Some maps are cramped spaces of ugly boxy browns and grays while others explode with color and architectural complexity. Players are regularly transported into realms made up of all kinds of alienating and seemingly extraneous detail, where reality is constantly shifting. Doors that should open don’t, random triggered events happen out of nowhere, and the structural stability of environments randomly shifts and breaks down. Enemies appear to nullify their ability to attack you by constantly teleporting in a loop. You’re forced to make bizarre leaps of faith that are sometimes sabotaged by Doom’s lack of air control. Levels appear to have dimensions or progressions that did not seem at all apparent from the outset—making them very difficult to comprehend or mentally map. Oftentimes, these worlds appear to resemble other Doom maps because of their theming and texture use, too, which only further plays up that feeling of alienation and dissonance.

By the end of the set, levels have broken down into a series of abstract vignettes. Names take on concepts of existential importance—like “God is Dead,” map 23. Hallways become comically long. The game stops feeling like a Doom wad and starts feeling more like some kind of grand statement about the nature of reality.

After “God is Dead,” your character takes a lonely voyage on a rowboat to a barren castle inside of an empty void, a space seemingly outside of reality—a simulated space, perhaps. Structural continuity of any kind completely breaks in the next map, as bosses and enemies and ideas from other maps are revisited seemingly randomly.

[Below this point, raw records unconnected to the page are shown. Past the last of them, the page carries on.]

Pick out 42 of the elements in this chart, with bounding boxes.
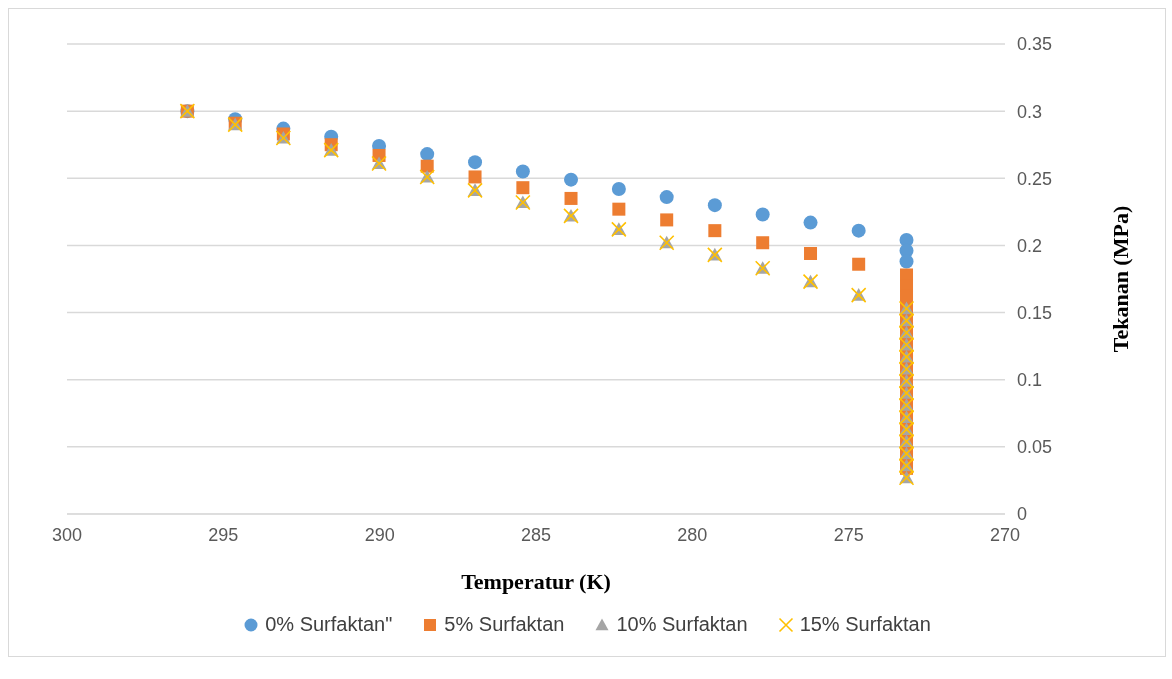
x-tick-label: 290 <box>364 524 395 545</box>
legend-label: 15% Surfaktan <box>799 613 931 636</box>
point <box>612 202 626 216</box>
x-tick-label: 295 <box>208 524 239 545</box>
y-axis-title: Tekanan (MPa) <box>1107 205 1133 353</box>
y-tick-label: 0.15 <box>1017 302 1053 323</box>
y-tick-label: 0.35 <box>1017 34 1053 55</box>
point <box>516 181 530 195</box>
y-tick-label: 0.25 <box>1017 168 1053 189</box>
point <box>468 155 483 170</box>
y-tick-label: 0.3 <box>1017 101 1043 122</box>
point <box>708 224 722 238</box>
point <box>756 236 770 250</box>
point <box>803 215 818 230</box>
y-tick-label: 0 <box>1017 504 1028 525</box>
point <box>804 246 818 260</box>
point <box>660 213 674 227</box>
x-tick-label: 300 <box>51 524 83 545</box>
point <box>420 147 435 162</box>
legend-label: 0% Surfaktan" <box>265 613 393 636</box>
y-tick-label: 0.2 <box>1017 235 1043 256</box>
point <box>659 190 674 205</box>
legend-label: 10% Surfaktan <box>616 613 748 636</box>
point <box>468 170 482 184</box>
legend-label: 5% Surfaktan <box>444 613 565 636</box>
point <box>755 207 770 222</box>
point <box>515 164 530 179</box>
y-tick-label: 0.1 <box>1017 370 1043 391</box>
point <box>851 223 866 238</box>
point <box>564 172 579 187</box>
x-axis-title: Temperatur (K) <box>461 569 611 594</box>
x-tick-label: 280 <box>677 524 708 545</box>
y-tick-label: 0.05 <box>1017 437 1053 458</box>
point <box>420 159 434 173</box>
x-tick-label: 275 <box>833 524 864 545</box>
point <box>852 257 866 271</box>
point <box>611 182 626 197</box>
x-tick-label: 285 <box>520 524 552 545</box>
point <box>707 198 722 213</box>
x-tick-label: 270 <box>989 524 1021 545</box>
point <box>564 191 578 205</box>
point <box>899 254 914 269</box>
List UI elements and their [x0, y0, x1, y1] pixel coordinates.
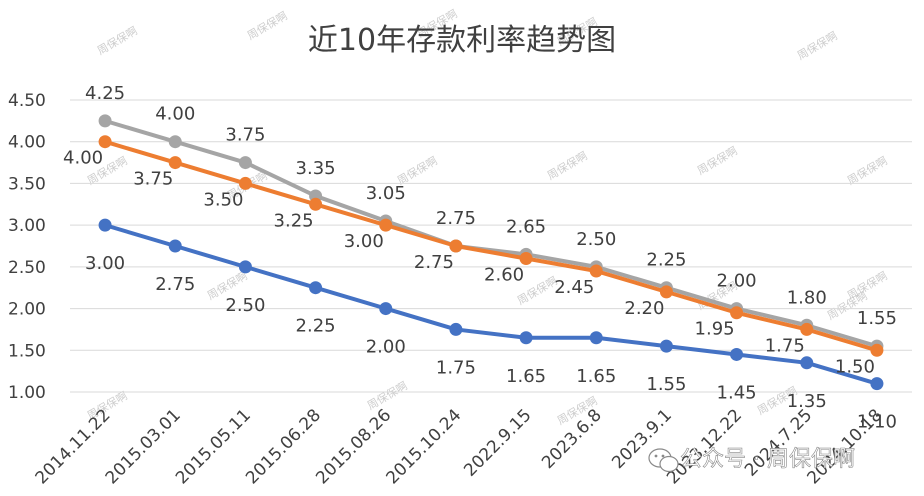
data-label: 1.65 [506, 366, 546, 387]
data-point [519, 252, 533, 266]
data-label: 1.95 [695, 319, 735, 340]
series-line-1 [104, 139, 878, 353]
watermark-text: 周保保啊 [545, 148, 590, 182]
watermark-text: 周保保啊 [795, 28, 840, 62]
data-label: 2.00 [366, 337, 406, 358]
data-label: 1.55 [857, 308, 897, 329]
data-label: 2.25 [646, 250, 686, 271]
data-label: 2.65 [506, 216, 546, 237]
data-label: 4.00 [155, 104, 195, 125]
data-label: 2.75 [436, 208, 476, 229]
data-point [309, 281, 323, 295]
data-label: 4.00 [63, 148, 103, 169]
data-labels: 4.25 4.00 3.75 3.35 3.05 2.75 2.65 2.50 2.25 2.00… [63, 83, 897, 433]
data-point [449, 239, 463, 253]
y-tick-label: 3.00 [8, 216, 46, 236]
data-point [98, 114, 112, 128]
watermark-text: 周保保啊 [95, 23, 140, 57]
watermark-text: 周保保啊 [245, 8, 290, 42]
data-label: 1.45 [717, 382, 757, 403]
brand-text: 公众号 · 周保保啊 [680, 447, 855, 472]
data-label: 1.75 [765, 335, 805, 356]
data-label: 2.50 [225, 295, 265, 316]
data-label: 2.75 [414, 252, 454, 273]
data-label: 2.75 [155, 274, 195, 295]
data-point [449, 322, 463, 336]
series-layer [98, 114, 884, 391]
data-point [800, 322, 814, 336]
data-label: 2.50 [576, 229, 616, 250]
y-tick-label: 2.50 [8, 258, 46, 278]
data-label: 3.75 [225, 125, 265, 146]
data-label: 1.55 [646, 374, 686, 395]
chart-title: 近10年存款利率趋势图 [308, 23, 616, 58]
watermark-text: 周保保啊 [365, 378, 410, 412]
y-tick-label: 3.50 [8, 174, 46, 194]
data-label: 3.25 [274, 210, 314, 231]
y-tick-label: 4.00 [8, 133, 46, 153]
data-point [168, 135, 182, 149]
data-point [589, 264, 603, 278]
data-point [730, 306, 744, 320]
y-tick-label: 1.00 [8, 383, 46, 403]
y-axis: 1.00 1.50 2.00 2.50 3.00 3.50 4.00 4.50 [8, 91, 46, 403]
x-tick-label: 2015.10.24 [382, 405, 465, 488]
data-label: 2.45 [554, 277, 594, 298]
data-label: 1.65 [576, 366, 616, 387]
data-point [238, 176, 252, 190]
data-point [238, 260, 252, 274]
data-point [870, 343, 884, 357]
data-label: 3.50 [203, 189, 243, 210]
data-point [98, 135, 112, 149]
series-line-2 [104, 223, 878, 386]
data-label: 3.35 [296, 158, 336, 179]
data-label: 3.05 [366, 183, 406, 204]
data-label: 1.35 [787, 391, 827, 412]
data-point [659, 285, 673, 299]
data-label: 2.20 [624, 298, 664, 319]
data-label: 1.80 [787, 287, 827, 308]
series-line-0 [104, 118, 878, 349]
brand-watermark: 公众号 · 周保保啊 [648, 447, 855, 473]
data-label: 2.60 [484, 265, 524, 286]
data-point [589, 331, 603, 345]
y-tick-label: 2.00 [8, 300, 46, 320]
data-point [730, 347, 744, 361]
data-point [168, 239, 182, 253]
data-point [238, 156, 252, 170]
data-label: 1.50 [835, 356, 875, 377]
data-point [519, 331, 533, 345]
watermark-text: 周保保啊 [845, 153, 890, 187]
data-point [870, 377, 884, 391]
data-label: 2.25 [296, 316, 336, 337]
watermark-text: 周保保啊 [695, 143, 740, 177]
data-point [168, 156, 182, 170]
data-point [659, 339, 673, 353]
gridlines [70, 99, 912, 393]
y-tick-label: 4.50 [8, 91, 46, 111]
y-tick-label: 1.50 [8, 341, 46, 361]
data-label: 3.00 [344, 231, 384, 252]
data-label: 3.75 [133, 169, 173, 190]
data-point [379, 218, 393, 232]
data-label: 1.10 [857, 412, 897, 433]
data-label: 4.25 [85, 83, 125, 104]
data-point [379, 302, 393, 316]
data-label: 3.00 [85, 253, 125, 274]
data-point [309, 197, 323, 211]
data-point [800, 356, 814, 370]
x-tick-label: 2022.9.15 [460, 405, 535, 480]
data-point [98, 218, 112, 232]
data-label: 2.00 [717, 271, 757, 292]
data-label: 1.75 [436, 357, 476, 378]
wechat-icon [648, 448, 679, 473]
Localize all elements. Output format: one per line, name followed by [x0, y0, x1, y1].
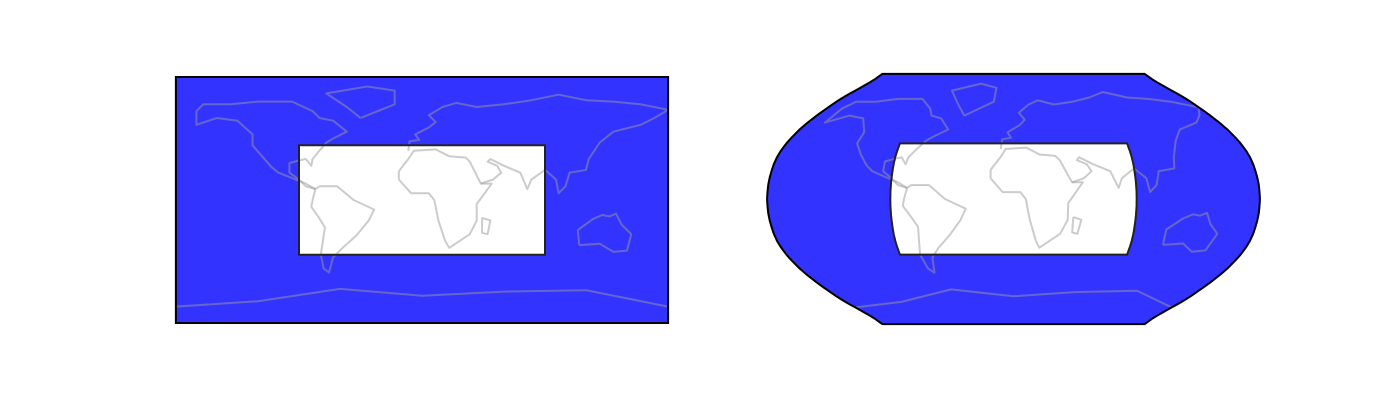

This finally culminates in a giant stadium-like space that’s named “Gehirn,”—or “brain” in German—that your character is forced to blow up to proceed. And then, finally, a journey back into the past—back into the source of your suffering from the very first map.

It’s hard for me to let go of A.L.T. That such an enigmatic, multifaceted experience that has so much to say about our world—and contains so many ideas and angles of approaching it—can go so ignored is really sad. It’s a piece of art that summarizes and encapsulates our confusing times perhaps better than anything else I can think of.

Maybe this is because there are no real cultural signposts for judging the quality of a lot of work out there—especially in isolated places like video game communities online. We might think that if a work is so brilliant and distinctive, it will somehow make itself known to the larger cultural consciousness. But that isn’t the case for so many things in the sphere of new media, A.L.T. included.